[llvm-dev] [RFC] New pass: LoopExitValues

Sat Sep 26 16:38:42 PDT 2015

Sanjoy Das wrote:
> Hi Steve,
>
> Do you primarily find this to help for nested loops? If so, that
> could be because LSR explicitly bails out of processing them:
>
> // Skip nested loops until we can model them better with formulae.
> if (!L->empty()) {
> DEBUG(dbgs() << "LSR skipping outer loop " << *L << "n");
> return;
> }
>
> I don't know how much time you're willing to commit to this, but
> perhaps a more principled fix is to change LSR to actually work with
> nested loops?
>
> If I comment out this change, after LSR the matric_mul routine does

I meant if I comment out the `if (L->empty()) return;` check in LSR, not "change".

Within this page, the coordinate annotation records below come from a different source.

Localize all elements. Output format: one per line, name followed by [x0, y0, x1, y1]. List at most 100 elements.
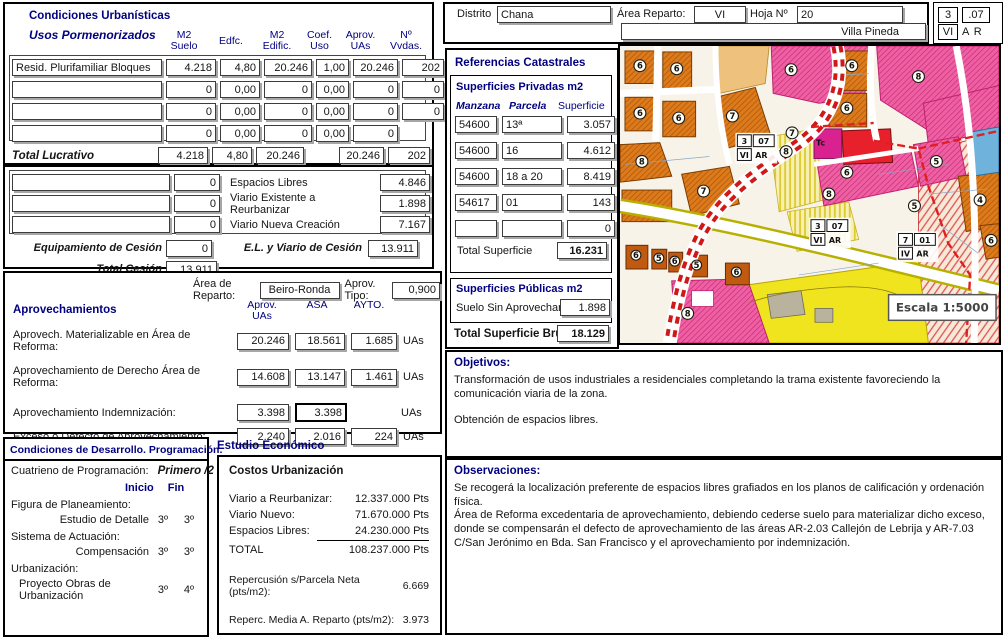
- total-superficie-bruta-field[interactable]: 18.129: [557, 325, 609, 342]
- table-row: Viario a Reurbanizar: 12.337.000 Pts: [229, 493, 429, 505]
- superficie-field[interactable]: 8.419: [567, 168, 615, 185]
- area-reparto-field[interactable]: Beiro-Ronda: [260, 282, 340, 299]
- total-m2-suelo-field[interactable]: 4.218: [158, 147, 208, 164]
- uso-label-field[interactable]: [12, 103, 162, 120]
- aprovechamientos-panel: Área de Reparto: Beiro-Ronda Aprov. Tipo…: [3, 271, 442, 434]
- svg-text:IV: IV: [901, 250, 911, 259]
- uso-label-field[interactable]: Resid. Plurifamiliar Bloques: [12, 59, 162, 76]
- asa-field[interactable]: 3.398: [295, 403, 347, 422]
- cesion-right-value-field[interactable]: 1.898: [380, 195, 430, 212]
- aprov-field[interactable]: 20.246: [353, 59, 398, 76]
- aprov-uas-field[interactable]: 3.398: [237, 404, 289, 421]
- superficie-field[interactable]: 143: [567, 194, 615, 211]
- ayto-field[interactable]: 1.685: [351, 333, 397, 350]
- total-m2-edific-field[interactable]: 20.246: [256, 147, 304, 164]
- m2-edific-field[interactable]: 0: [264, 103, 312, 120]
- el-viario-value-field[interactable]: 13.911: [368, 240, 418, 257]
- item-inicio: 3º: [149, 546, 177, 558]
- cesion-right-value-field[interactable]: 4.846: [380, 174, 430, 191]
- m2-edific-field[interactable]: 0: [264, 125, 312, 142]
- svg-text:6: 6: [788, 65, 794, 75]
- costos-rows: Viario a Reurbanizar: 12.337.000 Pts Via…: [229, 493, 429, 626]
- inicio-header: Inicio: [125, 482, 154, 494]
- cesion-label-field[interactable]: [12, 216, 170, 233]
- parcela-field[interactable]: 18 a 20: [502, 168, 562, 185]
- nombre-field[interactable]: Villa Pineda: [621, 23, 926, 40]
- aprov-field[interactable]: 0: [353, 125, 398, 142]
- m2-edific-field[interactable]: 0: [264, 81, 312, 98]
- m2-suelo-field[interactable]: 0: [166, 81, 216, 98]
- table-row: Aprovechamiento de Derecho Área de Refor…: [13, 365, 424, 389]
- equipamiento-value-field[interactable]: 0: [166, 240, 212, 257]
- cesion-right-value-field[interactable]: 7.167: [380, 216, 430, 233]
- item-name: Proyecto Obras de Urbanización: [11, 578, 149, 602]
- cuatrienio-value: Primero /2: [158, 465, 214, 477]
- edfc-field[interactable]: 0,00: [220, 81, 260, 98]
- cesion-value-field[interactable]: 0: [174, 195, 220, 212]
- aprov-field[interactable]: 0: [353, 103, 398, 120]
- asa-field[interactable]: 18.561: [295, 333, 345, 350]
- cesion-right-label: Viario Nueva Creación: [224, 216, 376, 233]
- table-row: Viario Nuevo: 71.670.000 Pts: [229, 509, 429, 521]
- total-superficie-field[interactable]: 16.231: [557, 242, 607, 259]
- m2-suelo-field[interactable]: 4.218: [166, 59, 216, 76]
- vvdas-field[interactable]: 0: [402, 81, 444, 98]
- ayto-field[interactable]: 1.461: [351, 369, 397, 386]
- vvdas-field[interactable]: 0: [402, 103, 444, 120]
- table-row: 0 0,00 0 0,00 0: [12, 125, 444, 142]
- coef-field[interactable]: 0,00: [316, 103, 349, 120]
- edfc-field[interactable]: 0,00: [220, 103, 260, 120]
- usos-rows: Resid. Plurifamiliar Bloques 4.218 4,80 …: [12, 59, 444, 164]
- parcela-field[interactable]: [502, 220, 562, 237]
- coef-field[interactable]: 1,00: [316, 59, 349, 76]
- distrito-field[interactable]: Chana: [497, 6, 611, 23]
- vvdas-field[interactable]: 202: [402, 59, 444, 76]
- col-m2-edific: M2Edific.: [254, 30, 300, 52]
- aprov-row-label: Aprovechamiento Indemnización:: [13, 407, 231, 419]
- cesion-value-field[interactable]: 0: [174, 174, 220, 191]
- manzana-field[interactable]: 54600: [455, 116, 497, 133]
- parcela-field[interactable]: 16: [502, 142, 562, 159]
- hoja-field[interactable]: 20: [797, 6, 903, 23]
- m2-suelo-field[interactable]: 0: [166, 125, 216, 142]
- coef-field[interactable]: 0,00: [316, 125, 349, 142]
- parcela-field[interactable]: 13ª: [502, 116, 562, 133]
- aprov-uas-field[interactable]: 20.246: [237, 333, 289, 350]
- superficie-field[interactable]: 0: [567, 220, 615, 237]
- table-row: 0 Viario Existente a Reurbanizar 1.898: [12, 195, 430, 212]
- manzana-field[interactable]: [455, 220, 497, 237]
- cesion-value-field[interactable]: 0: [174, 216, 220, 233]
- parcela-field[interactable]: 01: [502, 194, 562, 211]
- svg-text:7: 7: [789, 128, 795, 138]
- asa-field[interactable]: 13.147: [295, 369, 345, 386]
- aprov-uas-field[interactable]: 14.608: [237, 369, 289, 386]
- total-edfc-field[interactable]: 4,80: [212, 147, 252, 164]
- aprov-tipo-field[interactable]: 0,900: [392, 282, 440, 299]
- uso-label-field[interactable]: [12, 81, 162, 98]
- area-reparto-field[interactable]: VI: [694, 6, 746, 23]
- m2-edific-field[interactable]: 20.246: [264, 59, 312, 76]
- m2-suelo-field[interactable]: 0: [166, 103, 216, 120]
- suelo-sin-aprovecham-field[interactable]: 1.898: [560, 299, 610, 316]
- cesion-label-field[interactable]: [12, 195, 170, 212]
- aprov-field[interactable]: 0: [353, 81, 398, 98]
- uso-label-field[interactable]: [12, 125, 162, 142]
- edfc-field[interactable]: 0,00: [220, 125, 260, 142]
- ar-label-box: 307VIAR: [809, 218, 851, 249]
- coef-field[interactable]: 0,00: [316, 81, 349, 98]
- svg-text:01: 01: [919, 236, 930, 245]
- superficie-field[interactable]: 3.057: [567, 116, 615, 133]
- manzana-field[interactable]: 54600: [455, 142, 497, 159]
- manzana-field[interactable]: 54617: [455, 194, 497, 211]
- total-aprov-field[interactable]: 20.246: [339, 147, 384, 164]
- aprovechamientos-rows: Aprovech. Materializable en Área de Refo…: [13, 329, 424, 445]
- total-vvdas-field[interactable]: 202: [388, 147, 430, 164]
- observaciones-title: Observaciones:: [454, 465, 540, 477]
- ayto-field[interactable]: 224: [351, 428, 397, 445]
- cesion-label-field[interactable]: [12, 174, 170, 191]
- manzana-field[interactable]: 54600: [455, 168, 497, 185]
- distrito-label: Distrito: [457, 8, 491, 20]
- table-row: 0 Espacios Libres 4.846: [12, 174, 430, 191]
- edfc-field[interactable]: 4,80: [220, 59, 260, 76]
- superficie-field[interactable]: 4.612: [567, 142, 615, 159]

> not actually look any better (possibly even worse):
>
> define void @matrix_mul(i32 %Size, i32* nocapture %Dst, i32* nocapture readonly %Src, i32 %Val) {
> entry:
> %Src12 = bitcast i32* %Src to i8*
> %Dst14 = bitcast i32* %Dst to i8*
> %cmp.25 = icmp eq i32 %Size, 0
> br i1 %cmp.25, label %for.cond.cleanup, label %for.body.4.lr.ph.preheader
>
> for.body.4.lr.ph.preheader: ; preds = %entry
> %0 = shl i32 %Size, 2
> br label %for.body.4.lr.ph
>
> for.body.4.lr.ph: ; preds = %for.body.4.lr.ph.preheader, %for.cond.cleanup.3
> %lsr.iv17 = phi i32 [ %Size, %for.body.4.lr.ph.preheader ], [ %lsr.iv.next18, %for.cond.cleanup.3 ]
> %lsr.iv10 = phi i32 [ 0, %for.body.4.lr.ph.preheader ], [ %lsr.iv.next11, %for.cond.cleanup.3 ]
> %uglygep = getelementptr i8, i8* %Src12, i32 %lsr.iv10
> %uglygep13 = bitcast i8* %uglygep to i32*
> %uglygep15 = getelementptr i8, i8* %Dst14, i32 %lsr.iv10
> %uglygep1516 = bitcast i8* %uglygep15 to i32*
> br label %for.body.4
>
> for.body.4: ; preds = %for.body.4, %for.body.4.lr.ph
> %lsr.iv8 = phi i32* [ %scevgep9, %for.body.4 ], [ %uglygep13, %for.body.4.lr.ph ]
> %lsr.iv3 = phi i32* [ %scevgep4, %for.body.4 ], [ %uglygep1516, %for.body.4.lr.ph ]
> %lsr.iv = phi i32 [ %lsr.iv.next, %for.body.4 ], [ %Size, %for.body.4.lr.ph ]
> %1 = load i32, i32* %lsr.iv8, align 4, !tbaa !0
> %mul5 = mul i32 %1, %Val
> store i32 %mul5, i32* %lsr.iv3, align 4, !tbaa !0
> %lsr.iv.next = add i32 %lsr.iv, -1
> %scevgep4 = getelementptr i32, i32* %lsr.iv3, i32 1
> %scevgep9 = getelementptr i32, i32* %lsr.iv8, i32 1
> %exitcond = icmp eq i32 %lsr.iv.next, 0
> br i1 %exitcond, label %for.cond.cleanup.3, label %for.body.4
>
> for.cond.cleanup.3: ; preds = %for.body.4
> %lsr.iv.next11 = add i32 %lsr.iv10, %0
> %lsr.iv.next18 = add i32 %lsr.iv17, -1
> %exitcond27 = icmp eq i32 %lsr.iv.next18, 0
> br i1 %exitcond27, label %for.cond.cleanup.loopexit, label %for.body.4.lr.ph
>
> for.cond.cleanup.loopexit: ; preds = %for.cond.cleanup.3
> br label %for.cond.cleanup
>
> for.cond.cleanup: ; preds = %for.cond.cleanup.loopexit, %entry
> ret void
> }
>
>
> -- Sanjoy